Dona Maria de Tal, que elogiou a atitude do governo se viu repetidas vezes na TV local; já outras Marias foram a um canal diferente denunciar não terem ainda recebido cesta alguma, e o pior, de haver gente trocando donativos por cachaça.
Vê, meu leitor, a que ponto se chega: lograr com a miséria alheia.
Estes “retratos” me fazem pegar carona com os mais velhos e voltar ao ano de 1974, quando por aqui se registrou a maior enchente e que repercute até aos nossos dias. Neste 2009 é tanta água, que me arrisco a chamar o fenômeno de 3º Dilúvio Mearinense. Convenhamos, muita água já rolou por baixo de nossa quinquagenária ponte! É possível mesmo que o volume absoluto de água supere o daquele ano, sobretudo se considerarmos o desvio do leito do rio feito há alguns anos e o constante assoreamento de suas margens. E não será esta enchente o troco da própria Natureza? Todavia, meu bom leitor, não estou aqui para levantar teorias, mas para te retratar essa gente a que chamamos de “alagados”.

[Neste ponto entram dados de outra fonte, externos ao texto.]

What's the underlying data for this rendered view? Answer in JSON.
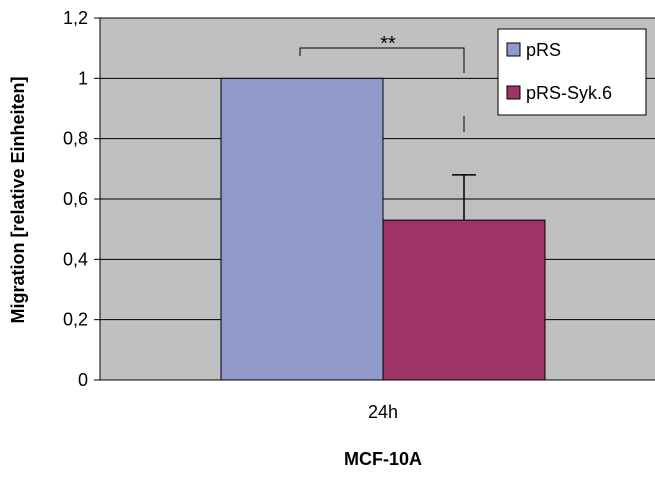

Vê, que estando tu na tua casa, ainda que simples e pouco confortável, tua condição é indubitavelmente privilegiada e grata, se comparada a dos nossos cerca de 2.700 coirmãos sem comida, sem saúde, sem teto ou energia e, ironicamente, sem água. E, por mais que já tenhas cooperado, meu caro, a situação continua dramática. É preciso, pois, não desistir desta luta que é de todos.
Resta-nos ainda a ação e a fé. Quem sabe, assim como a lua, as águas também minguem e a esperança dessa gente renasça para novos dias e à reconstrução de suas casas e de suas vidas.